Born in Emden, Germany in 1940, Helma Sanders-Brahms studied drama, German and English in Hanover and Cologne before apprenticing with Italian directors Sergio Corbucci and Pier Paolo Pasolini (1969). She has been making shorts, documentaries and features for both television and cinema since 1969. Her best known film (winner of numerous international awards) is GERMANY, PALE MOTHER (1979, the title borrowed from Brecht's poem) about memories of her own mother during the Nazi and postwar eras. Her other features include: SHIRIN'S WEDDING (1975), HEINRICH (1977), NO FUTURE (1981), THE HEIRESSES (1982), THE FUTURE OF EMILY (1984), LAPUTA (1986, winner of the Special Jury Award in Montreal), DIVIDED LOVE (1988), APPLE TREES (1992) and TO LIVE NOW -- JEWS IN BERLIN (1994). Sanders-Brahms was a member of the jury of the World Film Festival in 1991.

 

MY HEART IS MINE ALONE (HC)
1997 / 35 mm / Couleur / 101 min.
Germany
D1.27.3, D1.28.4, D1.31.2 

Dir.: Helma Sanders-Brahms; Script: Helma Sanders-Brahms; Phot.: Roland Dressel; Ed.: Monika Schlinder, Nadine Schulze, Helma Sanders-Brahms; Mus.: Peter Kowald, Eckard Koltermann, Angelika Flacke; Cast: Lena Stolze, Cornelius Obonya, Rene Shubert, Leonard Schnitman, Anna Sanders, Janina Berge; Prod.: Helma Sanders-Brahms, Wartenburgstrasse 18, 10963 Berlin (Allemagne), tél.: (030) 215 83 44, fax: (030) 215 83 44; Sales: Filmverlag der Autoren, Rambergstrasse 5, 80799 Munich (Allemagne), tél.: (089) 38 17 00 30, fax: (089) 38 17 00 20 .
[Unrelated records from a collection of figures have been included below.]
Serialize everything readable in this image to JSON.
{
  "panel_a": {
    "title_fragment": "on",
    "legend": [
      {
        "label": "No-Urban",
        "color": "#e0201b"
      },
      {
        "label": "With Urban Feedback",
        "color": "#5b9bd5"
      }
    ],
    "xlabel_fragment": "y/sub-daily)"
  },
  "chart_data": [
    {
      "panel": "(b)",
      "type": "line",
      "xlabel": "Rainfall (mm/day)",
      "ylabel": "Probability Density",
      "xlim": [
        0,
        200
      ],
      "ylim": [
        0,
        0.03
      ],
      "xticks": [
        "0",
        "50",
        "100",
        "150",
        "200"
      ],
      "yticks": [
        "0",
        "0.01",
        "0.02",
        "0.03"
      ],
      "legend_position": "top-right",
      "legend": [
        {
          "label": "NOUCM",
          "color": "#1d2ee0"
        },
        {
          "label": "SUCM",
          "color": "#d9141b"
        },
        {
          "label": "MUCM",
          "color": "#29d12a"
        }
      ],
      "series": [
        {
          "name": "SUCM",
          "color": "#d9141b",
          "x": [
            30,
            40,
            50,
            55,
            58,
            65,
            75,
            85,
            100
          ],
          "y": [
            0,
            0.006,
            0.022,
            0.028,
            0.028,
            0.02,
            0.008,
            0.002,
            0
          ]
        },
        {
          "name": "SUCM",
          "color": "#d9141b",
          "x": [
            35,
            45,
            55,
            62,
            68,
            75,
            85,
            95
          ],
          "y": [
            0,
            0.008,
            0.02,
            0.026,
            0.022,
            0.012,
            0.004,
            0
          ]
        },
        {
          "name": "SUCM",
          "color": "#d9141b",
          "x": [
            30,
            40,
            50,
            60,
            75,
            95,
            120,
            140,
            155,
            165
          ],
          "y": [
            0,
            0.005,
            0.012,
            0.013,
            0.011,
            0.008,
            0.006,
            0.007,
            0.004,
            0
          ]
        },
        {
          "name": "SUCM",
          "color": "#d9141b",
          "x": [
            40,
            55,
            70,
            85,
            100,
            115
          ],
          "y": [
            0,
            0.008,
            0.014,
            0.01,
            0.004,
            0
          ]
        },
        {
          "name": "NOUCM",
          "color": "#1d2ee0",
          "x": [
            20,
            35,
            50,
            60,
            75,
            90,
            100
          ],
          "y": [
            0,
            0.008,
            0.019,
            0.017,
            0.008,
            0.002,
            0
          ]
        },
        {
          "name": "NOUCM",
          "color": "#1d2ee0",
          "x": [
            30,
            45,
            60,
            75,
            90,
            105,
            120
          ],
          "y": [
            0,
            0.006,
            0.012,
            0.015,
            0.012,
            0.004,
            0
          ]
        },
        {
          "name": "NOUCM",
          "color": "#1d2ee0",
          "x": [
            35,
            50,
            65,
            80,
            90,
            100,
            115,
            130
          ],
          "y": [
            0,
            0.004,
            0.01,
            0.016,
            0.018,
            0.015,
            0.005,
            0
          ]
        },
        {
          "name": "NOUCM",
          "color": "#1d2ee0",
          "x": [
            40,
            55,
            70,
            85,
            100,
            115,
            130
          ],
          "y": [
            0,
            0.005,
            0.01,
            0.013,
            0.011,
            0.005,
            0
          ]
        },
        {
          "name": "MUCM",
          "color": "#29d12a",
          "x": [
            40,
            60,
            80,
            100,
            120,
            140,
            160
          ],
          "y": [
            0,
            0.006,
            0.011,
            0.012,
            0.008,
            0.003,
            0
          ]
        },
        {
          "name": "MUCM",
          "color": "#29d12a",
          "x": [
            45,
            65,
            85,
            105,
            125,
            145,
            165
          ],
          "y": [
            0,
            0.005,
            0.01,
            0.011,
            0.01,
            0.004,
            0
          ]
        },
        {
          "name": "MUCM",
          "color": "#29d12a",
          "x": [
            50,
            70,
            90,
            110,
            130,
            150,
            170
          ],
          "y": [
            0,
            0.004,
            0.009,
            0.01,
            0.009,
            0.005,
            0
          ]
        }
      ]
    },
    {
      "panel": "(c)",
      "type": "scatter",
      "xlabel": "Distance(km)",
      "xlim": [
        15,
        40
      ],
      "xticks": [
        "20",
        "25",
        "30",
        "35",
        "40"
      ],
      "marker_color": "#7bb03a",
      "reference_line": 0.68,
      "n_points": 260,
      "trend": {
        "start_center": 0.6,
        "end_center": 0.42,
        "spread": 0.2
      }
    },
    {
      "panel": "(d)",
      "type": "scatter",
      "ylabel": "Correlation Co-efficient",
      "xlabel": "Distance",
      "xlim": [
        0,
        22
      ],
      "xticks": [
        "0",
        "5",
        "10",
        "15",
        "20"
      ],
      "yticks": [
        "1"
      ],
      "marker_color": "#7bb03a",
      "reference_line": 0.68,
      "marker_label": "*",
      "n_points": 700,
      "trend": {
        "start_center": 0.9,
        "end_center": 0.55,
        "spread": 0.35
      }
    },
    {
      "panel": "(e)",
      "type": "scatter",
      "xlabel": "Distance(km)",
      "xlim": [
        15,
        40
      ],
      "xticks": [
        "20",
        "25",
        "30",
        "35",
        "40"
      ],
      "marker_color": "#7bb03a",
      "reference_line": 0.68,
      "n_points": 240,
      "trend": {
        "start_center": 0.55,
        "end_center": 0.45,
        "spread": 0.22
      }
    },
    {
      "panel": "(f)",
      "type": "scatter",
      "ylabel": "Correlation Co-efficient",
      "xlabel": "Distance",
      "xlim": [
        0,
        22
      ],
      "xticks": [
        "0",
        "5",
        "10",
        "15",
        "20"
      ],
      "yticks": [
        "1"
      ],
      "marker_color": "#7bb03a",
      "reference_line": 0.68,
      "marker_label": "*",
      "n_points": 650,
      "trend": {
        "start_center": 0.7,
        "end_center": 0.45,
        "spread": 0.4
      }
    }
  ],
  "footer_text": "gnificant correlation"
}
Else Lasker-Schüler, one of the pioneers of German Expressionism, had a tumultuous affair with the doctor and poet Gottfried Benn. They had loved each other and exchanged some of the most beautiful love poetry in German literary history -- passionate, sensual, desperate, wild. Their words were full of adoration... and hatred. Else was a Jew and Gottfried was an enthusiastic supporter of the Nazis. While he welcomed the changes in Germany she was obliged to leave the site of her greatest triumphs, wandering from country to country like a beggar until she found her true home, in Jerusalem. Gotfried soon realized his great mistake, however, when the Nazis condemned his art as "degenerate" and began banning his books. Germany was destroying its Jewish population, and itself. Gottfried's elegy to Else after her death is a declaration of his enduring love.